İlkel zamanlarda insanlar inanç hayatlarında dokunabilecekleri türden yontma yöntemiyle ve kendi elleriyle yaptığı şeylere yer veriyordu. Şimdilerde bu denli ilkel, yani ilk haliyle puta tapıcılığın pek örneği yok doğrusu... Ama insanların hayatlarına yön veren ve fakat beş duyu ile hissedilemeyen 'değerler' var; insan aklının ürünü olduğu ileri sürülen... Allah'ın hayatındaki karşılığı da bu ‘değerlerin' izin verdiği ölçüde... Yani değişen tek şey; dokunulabilen 'kutsalların' ‘çağdaş değerler' adı altında beş duyunun kapsamı dışına çıkarılmış, hard olanın soft olanla, görünenin görünmeyenle değişmiş olması... Bunun adı kölelik değildir; kulluktur…

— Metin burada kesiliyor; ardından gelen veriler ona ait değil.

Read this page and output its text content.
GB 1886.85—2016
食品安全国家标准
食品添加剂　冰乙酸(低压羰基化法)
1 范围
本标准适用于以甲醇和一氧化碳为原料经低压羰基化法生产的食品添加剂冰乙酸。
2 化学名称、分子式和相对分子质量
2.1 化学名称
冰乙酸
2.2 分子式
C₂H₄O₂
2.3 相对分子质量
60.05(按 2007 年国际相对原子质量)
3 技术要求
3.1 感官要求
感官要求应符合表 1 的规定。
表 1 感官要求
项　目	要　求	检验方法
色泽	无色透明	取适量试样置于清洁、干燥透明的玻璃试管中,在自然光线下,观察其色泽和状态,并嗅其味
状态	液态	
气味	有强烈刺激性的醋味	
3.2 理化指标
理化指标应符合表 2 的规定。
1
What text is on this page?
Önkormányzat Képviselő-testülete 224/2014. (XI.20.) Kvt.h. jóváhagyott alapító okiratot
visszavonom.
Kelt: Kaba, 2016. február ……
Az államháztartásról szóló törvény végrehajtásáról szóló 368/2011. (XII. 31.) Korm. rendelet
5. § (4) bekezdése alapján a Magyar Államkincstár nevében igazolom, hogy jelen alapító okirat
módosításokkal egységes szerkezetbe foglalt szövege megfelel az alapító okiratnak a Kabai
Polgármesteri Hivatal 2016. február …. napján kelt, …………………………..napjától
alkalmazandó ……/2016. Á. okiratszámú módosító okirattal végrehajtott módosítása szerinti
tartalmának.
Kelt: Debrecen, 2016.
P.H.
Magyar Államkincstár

Ne midir bu değerler… Sözgelimi insan hakları, demokrasi, hukuk devleti, basın özgürlüğü, din özgürlüğü bunlardan bazıları... Kadın hakları, özgürlük, feminizm, pozitivizm, realizm de öyle… Oysa komünizm fevkalade tehlikeli olarak anlatılır(dı). İşin esasında her ikisi de aynı menzile götürür sizi... Komünizmin narkozsuz yaptığı işi kapitalizm narkozlu halletmektedir. Bir başka deyişle işini profesyonelce yürüttüğünden ensemizdeki nefesini, elindeki ipimizi farkedemiyoruz bile…
İnsan işte… Değerlerine düşman kimseye karşı mesafeli durur doğal olarak... Komunizm bu yüzden ayakta kalamadı. Ama kapitalizm ya da her neyse adı bugün gerçekte insanlık ve medeniyet düşmanı batının önümüze koyduğu değerler dizisi sizi kendi kutsalınızla ikna ediyor. FETÖ de böyle DAEŞ de… En kutsalını koyar önünüze... Sizi Kur'an’la, Allah'la aldatır bir başka deyişle... Oysa o da sizi aynı yere götürüyor.

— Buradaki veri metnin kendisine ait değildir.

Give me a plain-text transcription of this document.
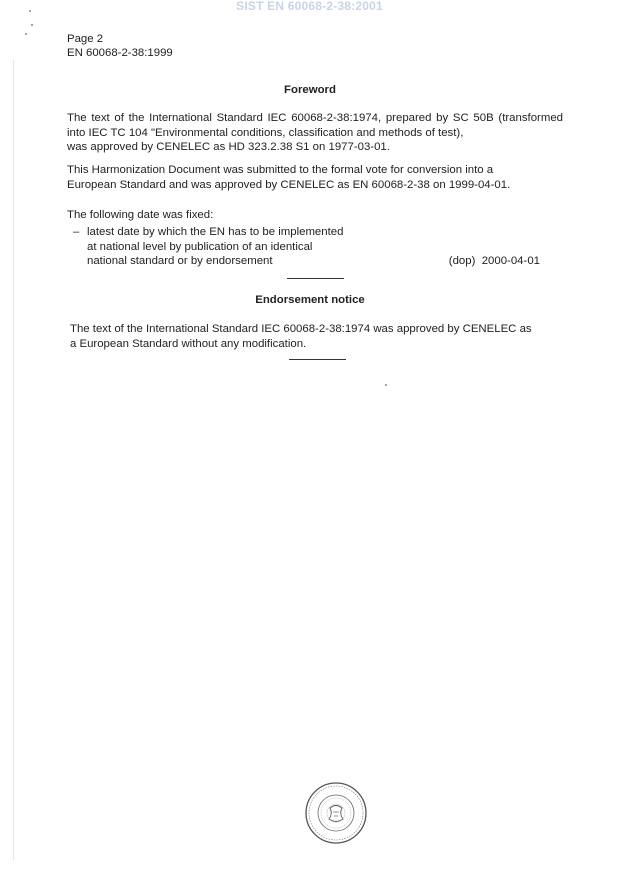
SIST EN 60068-2-38:2001
Page 2
EN 60068-2-38:1999
Foreword
The text of the International Standard IEC 60068-2-38:1974, prepared by SC 50B (transformed into IEC TC 104 "Environmental conditions, classification and methods of test),
was approved by CENELEC as HD 323.2.38 S1 on 1977-03-01.
This Harmonization Document was submitted to the formal vote for conversion into a
European Standard and was approved by CENELEC as EN 60068-2-38 on 1999-04-01.
The following date was fixed:
– latest date by which the EN has to be implemented
at national level by publication of an identical
national standard or by endorsement	(dop) 2000-04-01
Endorsement notice
The text of the International Standard IEC 60068-2-38:1974 was approved by CENELEC as
a European Standard without any modification.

Hadiseye bir başka açıdan bakarsak; asgari ücretle çalışan ve rızkını patronla ilişkilendiren bir kimse sadece bedenen köleleşmemiş, aynı zamanda inancını da kaybetmiştir. Buradaki inanç hem itikad anlamındaki inanç, hem de hayata dair inancıdır. ‘Rızkını patronla ilişkilendirmek…’ Ne demektir biliyor musunuz… Zira rızkı veren Allah’tır. Eğer ‘ben veriyorum senin ekmeğini (rızkını)…’ diyorsa bir patron ve siz de buna razı iseniz, bunun adı ruhun köleliği, yani kulluktur.
Kölelerin özelliği 'karın tokluğuna' çalışmaktır. Peki, asgari ücret nedir... Karın tokluğuna çalışmak değil mi... Yani hayatını asgari şartlarda idame ettirebilecek bir gelire layık görülmek... Statüsünü kıyaslayabilir mi sizce patronuyla… Hangi işte olursa olsun, kendi işinin patronu olan kimse en azından topluma yük olmaz. ‘Patron’a çalışarak da düşmanının değirmenine su taşımaz.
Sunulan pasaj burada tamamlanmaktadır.